趙興手撐在床上,靠近白雪的耳朵,輕聲說:“喜歡我又不丟人,沒人笑話你,快起來吃飯。”
白雪的臉更燙了,她有種拿被子把自己裹起來的衝動。自己表現的有那麽明顯嗎?!
“快起來,你再不起來,我就動手了哦。”
感覺著身邊傳來的燙人的熱度,白雪趴在那裡沒敢動:“你先過去,我自己起來!”
趙興站直身子向後退了一步。
白雪翻身坐起來,發現趙興正站在那裡看著她,趕忙慌亂的低下了頭。
“怎麽還坐在那裡啊?真想讓我動手啊?”
“不是讓你先過去嗎?”白雪低著頭小聲嘟囔著。
趙興過來抓著白雪的胳膊把她拽起來,對著她的耳朵說:“我真想抱你一下。”
白雪臉紅的像煮熟的蝦子,心也不受控制的狂跳著。
她推開趙興,狠狠地瞪了他一眼,躲開趙興,自己先坐到餐桌邊去吃飯了。
“姐,你的臉好紅啊,真的沒事嗎?”
“我沒事,你快吃飯。”
“姐,我已經吃完了。”
“去看書去。”
“嗷。”
白雪扒拉著碗裡的餃子,食不知味。
趙興坐在一旁邊吃餃子邊觀察著白雪,邊偷笑著。
吃完飯,白雪把碗筷收拾了,躲在廚房裡慢慢洗著。
她今天感覺這房間特別小,都沒有她待的地方。也不知道該坐還是該站,渾身不自在。
乾脆當個鴕鳥躲在廚房裡不想出去。
客廳裡,趙興拿出手機,看著那幾十個未接來電,心裡很煩。
家裡一直給他施壓,讓他給張靜賠禮道歉,讓他們重歸於好,讓他們盡快完婚。
可是,那完全是他們一廂情願的想法。自己從來沒有喜歡過張靜,也給張靜說清楚了,可是張靜這大小姐說什麽也不放棄!

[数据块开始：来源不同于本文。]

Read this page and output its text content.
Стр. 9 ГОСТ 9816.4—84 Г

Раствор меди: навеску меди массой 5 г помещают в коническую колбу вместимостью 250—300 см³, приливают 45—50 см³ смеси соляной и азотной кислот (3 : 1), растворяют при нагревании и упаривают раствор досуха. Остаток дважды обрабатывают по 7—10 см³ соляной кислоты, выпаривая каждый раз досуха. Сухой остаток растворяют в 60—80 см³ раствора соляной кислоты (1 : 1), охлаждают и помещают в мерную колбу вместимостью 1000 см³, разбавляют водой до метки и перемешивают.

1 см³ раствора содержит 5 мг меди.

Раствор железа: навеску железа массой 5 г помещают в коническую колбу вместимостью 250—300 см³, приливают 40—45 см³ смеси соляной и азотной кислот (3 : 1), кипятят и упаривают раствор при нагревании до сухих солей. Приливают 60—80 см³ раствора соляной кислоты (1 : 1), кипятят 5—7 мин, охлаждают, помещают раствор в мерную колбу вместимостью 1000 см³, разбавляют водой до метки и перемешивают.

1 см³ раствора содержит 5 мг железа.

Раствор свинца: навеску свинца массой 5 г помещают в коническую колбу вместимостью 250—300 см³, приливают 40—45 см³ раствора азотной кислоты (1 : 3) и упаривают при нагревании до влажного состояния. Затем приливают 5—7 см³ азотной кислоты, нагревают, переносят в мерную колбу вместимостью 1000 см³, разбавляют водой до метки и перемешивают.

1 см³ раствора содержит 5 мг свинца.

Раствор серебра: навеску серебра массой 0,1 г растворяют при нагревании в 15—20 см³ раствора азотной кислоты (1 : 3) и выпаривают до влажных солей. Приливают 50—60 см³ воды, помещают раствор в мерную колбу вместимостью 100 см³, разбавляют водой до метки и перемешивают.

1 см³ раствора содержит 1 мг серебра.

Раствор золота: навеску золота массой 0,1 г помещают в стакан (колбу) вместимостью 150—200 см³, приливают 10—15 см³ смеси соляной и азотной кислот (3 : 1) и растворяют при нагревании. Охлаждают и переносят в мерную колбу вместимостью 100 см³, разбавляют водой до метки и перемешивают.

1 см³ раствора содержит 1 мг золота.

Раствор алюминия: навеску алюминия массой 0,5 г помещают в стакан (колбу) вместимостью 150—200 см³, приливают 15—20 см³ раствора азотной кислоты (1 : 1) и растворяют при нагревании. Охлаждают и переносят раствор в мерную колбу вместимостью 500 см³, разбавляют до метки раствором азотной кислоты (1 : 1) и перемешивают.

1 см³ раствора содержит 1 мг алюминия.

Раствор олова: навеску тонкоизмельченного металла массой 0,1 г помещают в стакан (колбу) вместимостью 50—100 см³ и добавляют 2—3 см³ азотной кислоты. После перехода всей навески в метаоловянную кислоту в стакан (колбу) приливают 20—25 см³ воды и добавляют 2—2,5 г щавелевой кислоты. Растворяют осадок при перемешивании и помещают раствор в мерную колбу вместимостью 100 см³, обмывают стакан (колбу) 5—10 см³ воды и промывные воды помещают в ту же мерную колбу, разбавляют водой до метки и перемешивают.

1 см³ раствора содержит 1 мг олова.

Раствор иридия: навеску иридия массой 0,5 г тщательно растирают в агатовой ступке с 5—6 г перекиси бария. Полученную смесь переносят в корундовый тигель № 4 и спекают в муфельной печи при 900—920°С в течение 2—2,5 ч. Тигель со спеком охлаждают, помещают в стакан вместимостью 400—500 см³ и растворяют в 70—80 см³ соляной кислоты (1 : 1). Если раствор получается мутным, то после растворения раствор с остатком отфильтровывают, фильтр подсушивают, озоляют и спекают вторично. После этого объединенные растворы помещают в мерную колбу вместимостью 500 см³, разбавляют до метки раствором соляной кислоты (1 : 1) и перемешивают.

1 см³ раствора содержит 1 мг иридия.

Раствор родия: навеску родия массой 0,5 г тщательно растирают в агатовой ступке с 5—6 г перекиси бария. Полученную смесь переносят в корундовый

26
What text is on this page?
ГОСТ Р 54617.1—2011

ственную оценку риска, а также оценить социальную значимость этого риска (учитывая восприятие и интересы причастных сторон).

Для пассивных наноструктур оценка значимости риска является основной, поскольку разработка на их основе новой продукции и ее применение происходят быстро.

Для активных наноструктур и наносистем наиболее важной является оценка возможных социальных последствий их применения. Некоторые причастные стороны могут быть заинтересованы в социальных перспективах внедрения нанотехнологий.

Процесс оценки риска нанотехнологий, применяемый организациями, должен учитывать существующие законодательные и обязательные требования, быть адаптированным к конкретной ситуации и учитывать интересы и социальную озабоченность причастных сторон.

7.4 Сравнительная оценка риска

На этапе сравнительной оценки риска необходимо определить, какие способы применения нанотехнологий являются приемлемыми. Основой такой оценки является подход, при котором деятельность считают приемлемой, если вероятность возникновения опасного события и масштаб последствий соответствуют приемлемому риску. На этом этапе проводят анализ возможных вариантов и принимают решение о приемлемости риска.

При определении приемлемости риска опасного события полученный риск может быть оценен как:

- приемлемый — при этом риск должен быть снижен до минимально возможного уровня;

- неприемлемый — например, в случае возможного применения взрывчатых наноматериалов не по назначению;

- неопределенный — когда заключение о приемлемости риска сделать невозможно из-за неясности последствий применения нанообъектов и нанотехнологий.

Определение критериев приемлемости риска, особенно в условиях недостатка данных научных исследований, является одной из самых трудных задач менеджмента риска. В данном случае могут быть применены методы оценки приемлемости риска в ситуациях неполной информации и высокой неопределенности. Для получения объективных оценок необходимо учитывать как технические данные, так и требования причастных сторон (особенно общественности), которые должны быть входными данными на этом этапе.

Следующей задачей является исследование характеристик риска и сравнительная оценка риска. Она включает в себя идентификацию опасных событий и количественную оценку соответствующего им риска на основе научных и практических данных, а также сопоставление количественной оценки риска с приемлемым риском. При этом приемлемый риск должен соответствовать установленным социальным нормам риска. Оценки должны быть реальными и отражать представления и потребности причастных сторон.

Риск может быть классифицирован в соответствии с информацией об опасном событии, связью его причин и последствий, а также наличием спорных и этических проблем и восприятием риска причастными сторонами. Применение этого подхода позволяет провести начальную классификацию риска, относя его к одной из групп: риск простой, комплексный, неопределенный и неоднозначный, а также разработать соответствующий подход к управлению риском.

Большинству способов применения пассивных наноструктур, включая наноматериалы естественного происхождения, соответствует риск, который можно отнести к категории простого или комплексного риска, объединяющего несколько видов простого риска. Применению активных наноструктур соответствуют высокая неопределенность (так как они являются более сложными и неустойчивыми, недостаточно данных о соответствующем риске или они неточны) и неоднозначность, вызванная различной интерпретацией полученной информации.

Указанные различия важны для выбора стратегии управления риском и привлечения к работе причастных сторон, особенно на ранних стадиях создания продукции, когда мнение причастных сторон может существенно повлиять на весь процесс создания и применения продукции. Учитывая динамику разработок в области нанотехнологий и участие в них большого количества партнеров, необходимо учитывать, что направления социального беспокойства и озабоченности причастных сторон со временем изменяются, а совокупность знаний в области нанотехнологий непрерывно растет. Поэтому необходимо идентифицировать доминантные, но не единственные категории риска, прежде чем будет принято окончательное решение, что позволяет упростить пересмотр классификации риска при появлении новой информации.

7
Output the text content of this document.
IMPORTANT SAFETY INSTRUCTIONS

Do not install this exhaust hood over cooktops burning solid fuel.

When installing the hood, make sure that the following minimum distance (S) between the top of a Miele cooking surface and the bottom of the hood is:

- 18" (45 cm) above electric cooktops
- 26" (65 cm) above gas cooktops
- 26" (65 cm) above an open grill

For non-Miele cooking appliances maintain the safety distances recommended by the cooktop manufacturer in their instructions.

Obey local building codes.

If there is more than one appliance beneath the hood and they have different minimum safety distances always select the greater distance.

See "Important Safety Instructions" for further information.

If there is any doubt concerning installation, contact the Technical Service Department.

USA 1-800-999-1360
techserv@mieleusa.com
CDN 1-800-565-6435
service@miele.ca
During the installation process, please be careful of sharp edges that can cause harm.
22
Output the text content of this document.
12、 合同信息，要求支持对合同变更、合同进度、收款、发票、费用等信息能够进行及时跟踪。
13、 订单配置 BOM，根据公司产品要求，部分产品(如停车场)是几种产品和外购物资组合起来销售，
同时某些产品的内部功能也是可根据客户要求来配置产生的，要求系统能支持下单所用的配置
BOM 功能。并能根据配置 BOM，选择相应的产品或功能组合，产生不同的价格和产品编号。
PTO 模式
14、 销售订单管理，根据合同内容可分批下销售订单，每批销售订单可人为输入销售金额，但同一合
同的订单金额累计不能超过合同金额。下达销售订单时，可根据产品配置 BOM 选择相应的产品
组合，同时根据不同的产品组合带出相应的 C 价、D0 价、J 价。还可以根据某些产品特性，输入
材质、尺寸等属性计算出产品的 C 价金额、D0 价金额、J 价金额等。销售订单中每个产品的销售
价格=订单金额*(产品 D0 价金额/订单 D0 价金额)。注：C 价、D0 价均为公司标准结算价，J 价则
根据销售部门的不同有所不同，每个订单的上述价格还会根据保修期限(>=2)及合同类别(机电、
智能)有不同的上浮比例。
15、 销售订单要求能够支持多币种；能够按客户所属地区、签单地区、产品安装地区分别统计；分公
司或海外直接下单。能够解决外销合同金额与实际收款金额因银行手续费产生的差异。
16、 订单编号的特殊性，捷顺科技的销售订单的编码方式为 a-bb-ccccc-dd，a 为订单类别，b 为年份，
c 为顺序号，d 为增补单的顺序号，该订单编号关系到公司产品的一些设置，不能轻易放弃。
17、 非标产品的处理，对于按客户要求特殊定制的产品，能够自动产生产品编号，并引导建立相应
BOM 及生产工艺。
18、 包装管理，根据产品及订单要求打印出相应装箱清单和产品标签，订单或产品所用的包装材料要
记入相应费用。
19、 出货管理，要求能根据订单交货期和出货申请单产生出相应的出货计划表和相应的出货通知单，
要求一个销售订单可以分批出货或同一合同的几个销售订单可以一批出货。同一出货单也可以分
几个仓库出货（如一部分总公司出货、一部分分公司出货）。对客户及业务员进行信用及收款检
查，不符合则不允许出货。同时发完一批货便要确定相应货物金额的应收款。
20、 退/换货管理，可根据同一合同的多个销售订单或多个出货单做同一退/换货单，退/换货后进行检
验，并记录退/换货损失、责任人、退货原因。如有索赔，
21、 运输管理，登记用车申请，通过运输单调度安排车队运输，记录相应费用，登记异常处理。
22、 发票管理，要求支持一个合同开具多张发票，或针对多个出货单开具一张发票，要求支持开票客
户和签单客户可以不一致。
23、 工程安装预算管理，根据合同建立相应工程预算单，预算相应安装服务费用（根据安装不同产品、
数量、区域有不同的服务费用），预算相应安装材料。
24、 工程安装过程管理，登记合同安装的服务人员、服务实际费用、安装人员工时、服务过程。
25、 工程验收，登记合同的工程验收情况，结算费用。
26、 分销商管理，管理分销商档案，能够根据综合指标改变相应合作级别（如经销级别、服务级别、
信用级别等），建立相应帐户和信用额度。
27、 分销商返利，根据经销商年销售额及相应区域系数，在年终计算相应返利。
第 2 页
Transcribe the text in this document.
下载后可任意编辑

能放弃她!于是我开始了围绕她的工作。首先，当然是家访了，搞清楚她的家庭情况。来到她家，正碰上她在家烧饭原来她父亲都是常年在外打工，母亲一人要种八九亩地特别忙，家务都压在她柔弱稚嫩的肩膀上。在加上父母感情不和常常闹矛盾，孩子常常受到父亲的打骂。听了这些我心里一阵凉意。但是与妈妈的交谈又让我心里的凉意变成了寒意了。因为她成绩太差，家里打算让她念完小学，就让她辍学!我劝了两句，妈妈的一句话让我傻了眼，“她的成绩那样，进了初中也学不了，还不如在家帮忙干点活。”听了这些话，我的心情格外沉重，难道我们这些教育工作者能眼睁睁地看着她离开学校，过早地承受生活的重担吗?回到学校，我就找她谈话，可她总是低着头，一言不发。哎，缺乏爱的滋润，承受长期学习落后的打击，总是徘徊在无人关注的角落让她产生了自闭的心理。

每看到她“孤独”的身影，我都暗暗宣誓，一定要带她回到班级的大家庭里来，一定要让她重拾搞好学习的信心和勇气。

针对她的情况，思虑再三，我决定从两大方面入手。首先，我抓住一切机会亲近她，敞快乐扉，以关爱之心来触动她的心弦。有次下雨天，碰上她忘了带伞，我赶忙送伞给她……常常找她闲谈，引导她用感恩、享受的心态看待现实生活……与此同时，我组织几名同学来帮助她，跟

這時,電話振動了,電話被設置了靜音,是餐廳服務生的電話,他到樓下了。
趙興走進廚房,“三個碗洗了半個小時。就這麽不想見我?那我可走了!”
說完趙興就出去了。白雪轉頭看著趙興開門走出房間,心裡一下空落落的,失落極了。
白雪走出廚房,走到餐桌邊坐下,兩手支著頭呆呆地看著房門。
白雪正發著呆,外面又響起了敲門聲,她以為自己又幻聽了,坐那裡沒有動。
小船走了出來,去開了門,並對白雪說:“姐,你怎不開門撒?”
進來的是趙興,白雪驚喜的站了起來:“你沒走啊?!”
“你是不是不想我走?”趙興嘴裡眼裡都含著笑。
“誰不想你走?”白雪嬌嗔地說。
“給你鑰匙,”趙興把手裡拿著的雨衣掛在浴室,然後把鑰匙遞給白雪。
白雪接過鑰匙時,趙興順勢捏了一下白雪的手,白雪嬌羞的低下了頭。
“我得把那服務生送回去,他還在下面等著呢。我走了。”趙興眼睛看著白雪說。
“嗯。”白雪輕輕嗯了一聲。
“趙大哥,你的衣服還在我們家,你等一下我給你拿過來。我姐給你洗乾淨了。”小船跑去取衣服了。
“先放這裡,小船,我下次再拿。”
“喔。”小船把拿出來的衣服又放了回去。